Atlantic to Pacific: New Perspectives on American Global Empire and the African Diaspora
Building upon the work of its chair and discussant, Paul Kramer, this panel hopes to not only blur the lines between American metropole and colony but also explore the spaces and interactions between various colonized peoples from all corners of the American empire. It asks what happens when black people from both America and the Caribbean migrate and interact with other colonized populations from (and in) Puerto Rico, Cuba, the Virgin Islands, and the Philippines? Historiographically, how does our current picture of American empire change when the African diaspora is unmoored from its artificial shackles in the Atlantic and allowed to travel freely across the Pacific (and vice versa)?
Violence—above all else—underwrote America’s global empire. Yet some of this state-sponsored violence was perpetuated by black soldiers who were themselves the recipients of a highly racialized political violence. Cynthia Marasigan explores this ambivalent position as black soldiers found both new opportunities and new entrapments within a very familiar colonial order. Focusing on the Philippine-American War, Marasigan details the ever-shifting relationships and allegiances between African Americans, Filipinos, and their respective state authorities.
The disruption that war and American empire brought to the Philippines initiated one of the largest diasporas in modern world history. J. Tiffany Holland follows this migration of Filipinos, as well as Puerto Ricans, through their inter-colonial travels to the U.S. Virgin Islands after 1917. As these new populations interacted with black Virgin Islanders (who were themselves often migrating to other parts of the American empire) colonial bureaucrats had an increasingly difficult time enforcing rigid American Jim Crow regulations. As peoples and cultures blurred and blended into one another, this racial uncertainty became a problem for both nation building and colonial administration.

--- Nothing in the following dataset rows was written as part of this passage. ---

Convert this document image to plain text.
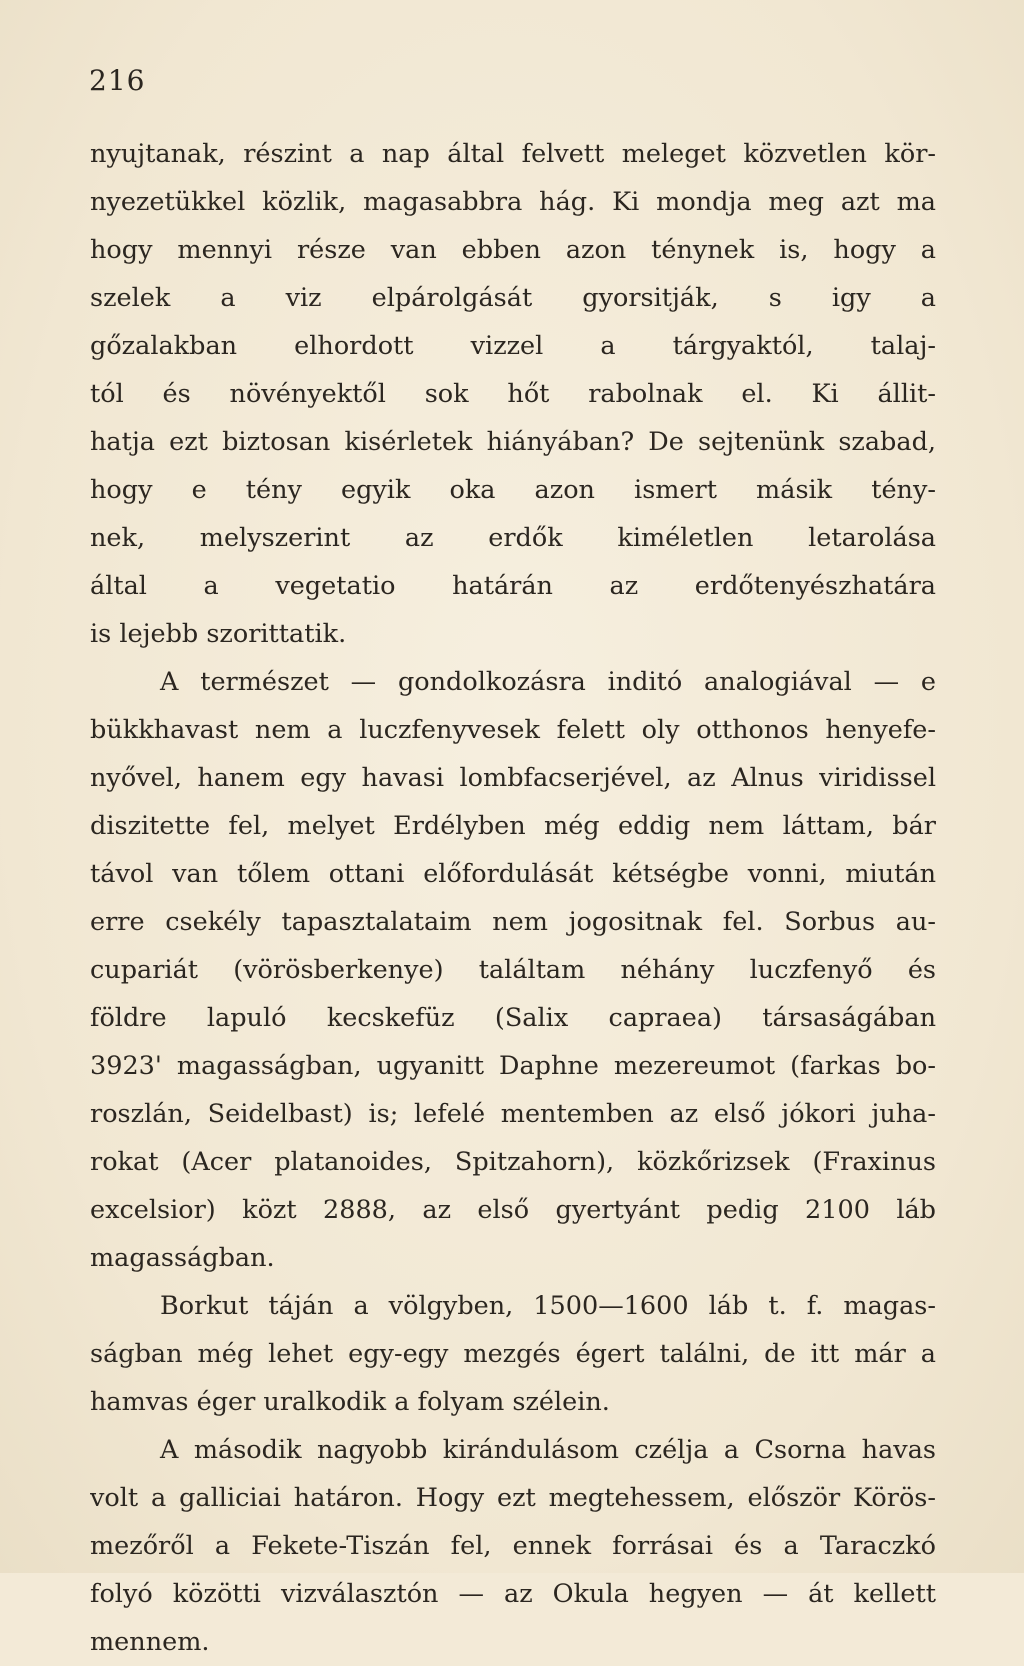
216
nyujtanak, részint a nap által felvett meleget közvetlen kör-
nyezetükkel közlik, magasabbra hág. Ki mondja meg azt ma
hogy mennyi része van ebben azon ténynek is, hogy a
szelek a viz elpárolgását gyorsitják, s igy a
gőzalakban elhordott vizzel a tárgyaktól, talaj-
tól és növényektől sok hőt rabolnak el. Ki állit-
hatja ezt biztosan kisérletek hiányában? De sejtenünk szabad,
hogy e tény egyik oka azon ismert másik tény-
nek, melyszerint az erdők kiméletlen letarolása
által a vegetatio határán az erdőtenyészhatára
is lejebb szorittatik.
A természet — gondolkozásra inditó analogiával — e
bükkhavast nem a luczfenyvesek felett oly otthonos henyefe-
nyővel, hanem egy havasi lombfacserjével, az Alnus viridissel
diszitette fel, melyet Erdélyben még eddig nem láttam, bár
távol van tőlem ottani előfordulását kétségbe vonni, miután
erre csekély tapasztalataim nem jogositnak fel. Sorbus au-
cupariát (vörösberkenye) találtam néhány luczfenyő és
földre lapuló kecskefüz (Salix capraea) társaságában
3923' magasságban, ugyanitt Daphne mezereumot (farkas bo-
roszlán, Seidelbast) is; lefelé mentemben az első jókori juha-
rokat (Acer platanoides, Spitzahorn), közkőrizsek (Fraxinus
excelsior) közt 2888, az első gyertyánt pedig 2100 láb
magasságban.
Borkut táján a völgyben, 1500—1600 láb t. f. magas-
ságban még lehet egy-egy mezgés égert találni, de itt már a
hamvas éger uralkodik a folyam szélein.
A második nagyobb kirándulásom czélja a Csorna havas
volt a galliciai határon. Hogy ezt megtehessem, először Körös-
mezőről a Fekete-Tiszán fel, ennek forrásai és a Taraczkó
folyó közötti vizválasztón — az Okula hegyen — át kellett
mennem.
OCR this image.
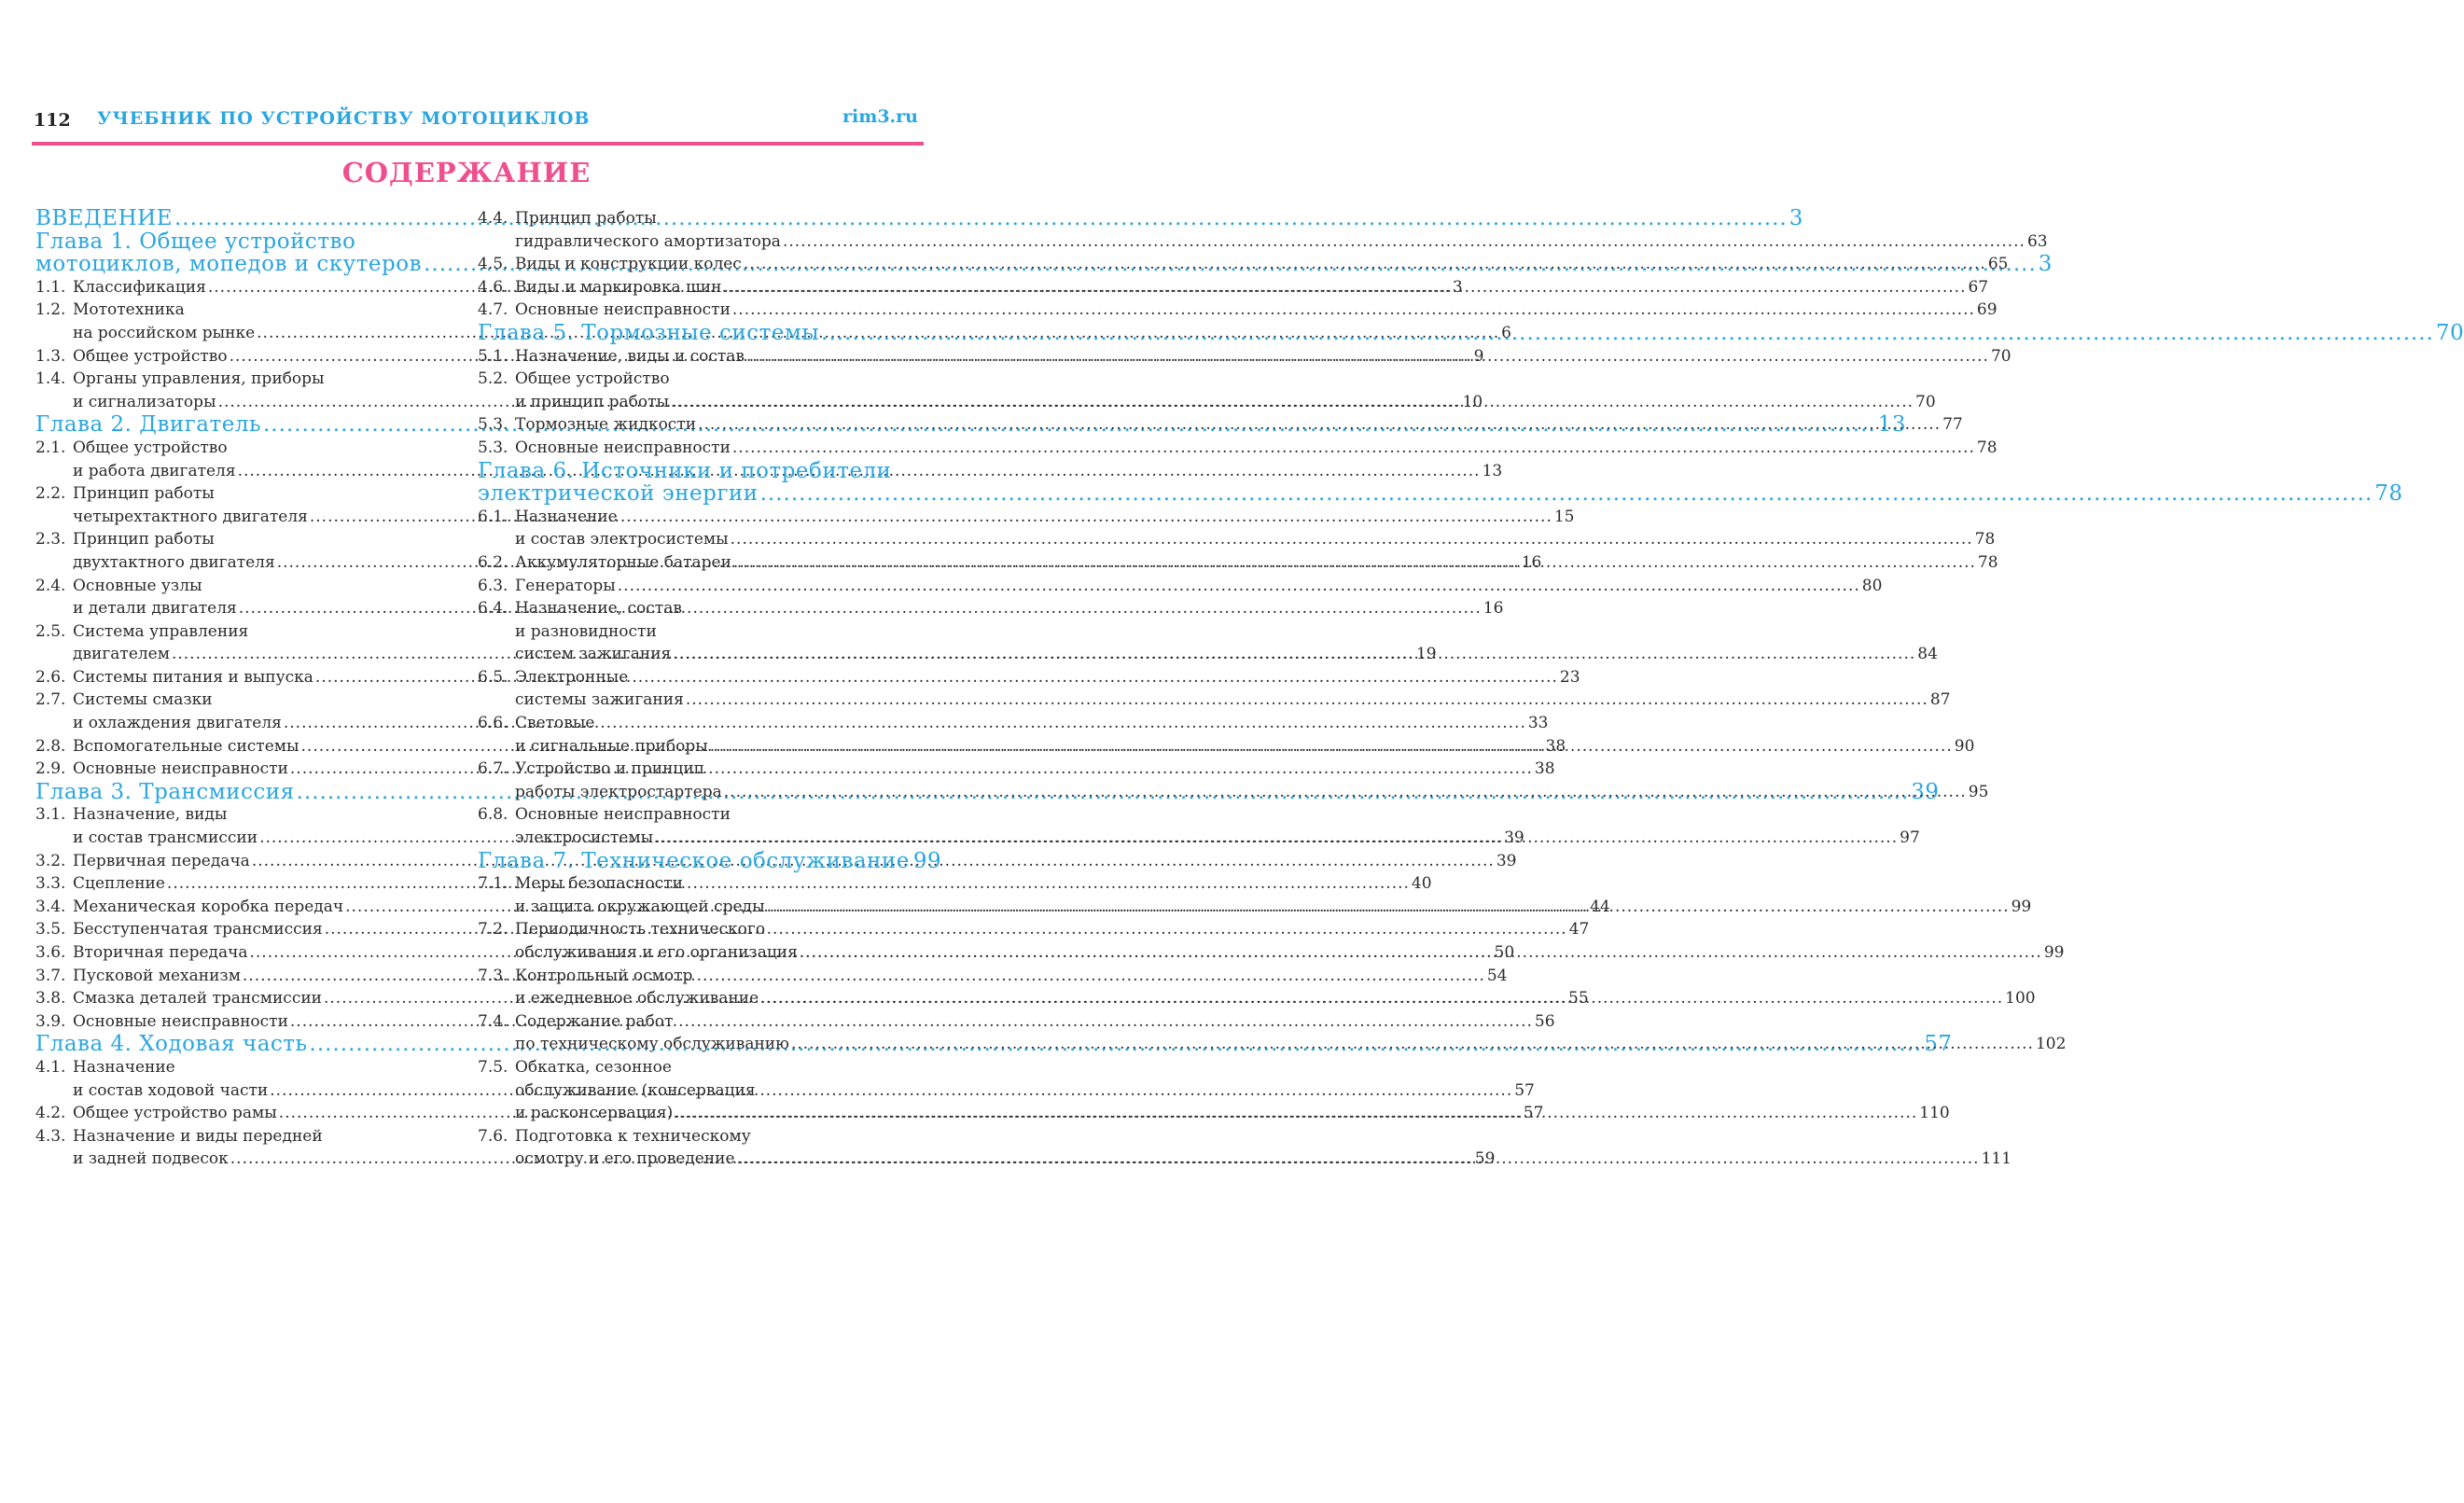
112 УЧЕБНИК ПО УСТРОЙСТВУ МОТОЦИКЛОВ	rim3.ru
СОДЕРЖАНИЕ
ВВЕДЕНИЕ .....	3
Глава 1. Общее устройство
мотоциклов, мопедов и скутеров .....	3
1.1. Классификация .....	3
1.2. Мототехника
на российском рынке .....	6
1.3. Общее устройство .....	9
1.4. Органы управления, приборы
и сигнализаторы .....	10
Глава 2. Двигатель .....	13
2.1. Общее устройство
и работа двигателя .....	13
2.2. Принцип работы
четырехтактного двигателя .....	15
2.3. Принцип работы
двухтактного двигателя .....	16
2.4. Основные узлы
и детали двигателя .....	16
2.5. Система управления
двигателем .....	19
2.6. Системы питания и выпуска .....	23
2.7. Системы смазки
и охлаждения двигателя .....	33
2.8. Вспомогательные системы .....	38
2.9. Основные неисправности .....	38
Глава 3. Трансмиссия .....	39
3.1. Назначение, виды
и состав трансмиссии .....	39
3.2. Первичная передача .....	39
3.3. Сцепление .....	40
3.4. Механическая коробка передач .....	44
3.5. Бесступенчатая трансмиссия .....	47
3.6. Вторичная передача .....	50
3.7. Пусковой механизм .....	54
3.8. Смазка деталей трансмиссии .....	55
3.9. Основные неисправности .....	56
Глава 4. Ходовая часть .....	57
4.1. Назначение
и состав ходовой части .....	57
4.2. Общее устройство рамы .....	57
4.3. Назначение и виды передней
и задней подвесок .....	59
4.4. Принцип работы
гидравлического амортизатора .....	63
4.5. Виды и конструкции колес .....	65
4.6. Виды и маркировка шин .....	67
4.7. Основные неисправности .....	69
Глава 5. Тормозные системы .....	70
5.1. Назначение, виды и состав .....	70
5.2. Общее устройство
и принцип работы .....	70
5.3. Тормозные жидкости .....	77
5.3. Основные неисправности .....	78
Глава 6. Источники и потребители
электрической энергии .....	78
6.1. Назначение
и состав электросистемы .....	78
6.2. Аккумуляторные батареи .....	78
6.3. Генераторы .....	80
6.4. Назначение, состав
и разновидности
систем зажигания .....	84
6.5. Электронные
системы зажигания .....	87
6.6. Световые
и сигнальные приборы .....	90
6.7. Устройство и принцип
работы электростартера .....	95
6.8. Основные неисправности
электросистемы .....	97
Глава 7. Техническое обслуживание 99
7.1. Меры безопасности
и защита окружающей среды .....	99
7.2. Периодичность технического
обслуживания и его организация .....	99
7.3. Контрольный осмотр
и ежедневное обслуживание .....	100
7.4. Содержание работ
по техническому обслуживанию .....	102
7.5. Обкатка, сезонное
обслуживание (консервация
и расконсервация) .....	110
7.6. Подготовка к техническому
осмотру и его проведение .....	111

Moving from the Caribbean back to the Philippines, Guy Emerson Mount examines food pathways, jazz music, and Philippine legal culture through the life of Grenadian chef Thomas Pritchard. Migrating to the Philippines in 1911, Pritchard founded Tom’s Dixie Kitchen in Manila which served as a political and cultural center for American imperialists and Filipino nationalists alike. Pritchard’s eclectic mix of food soon blended with his complex national positionalilty within the American empire. Consequently, Pritchard would eventually find himself the subject of a landmark 1948 Supreme Court Case in the Philippines that struggled to determine whether or not this black man from the Caribbean was in fact American, British, or Filipino.
In the end, this panel will argue that empire doesn’t just happen to places, it also happens to people—and people whose movements resist static imperial impositions. These circulations of bodies, goods, and cultures offer an excellent window into questions of scale as individual biographies, family relationships, and other intimate details reveal stark new realities for global empires, imperial states, and aspiring nations. By going big and going small, this panel ultimately hopes to reimagine the study of American empire and the narrative of black people within it.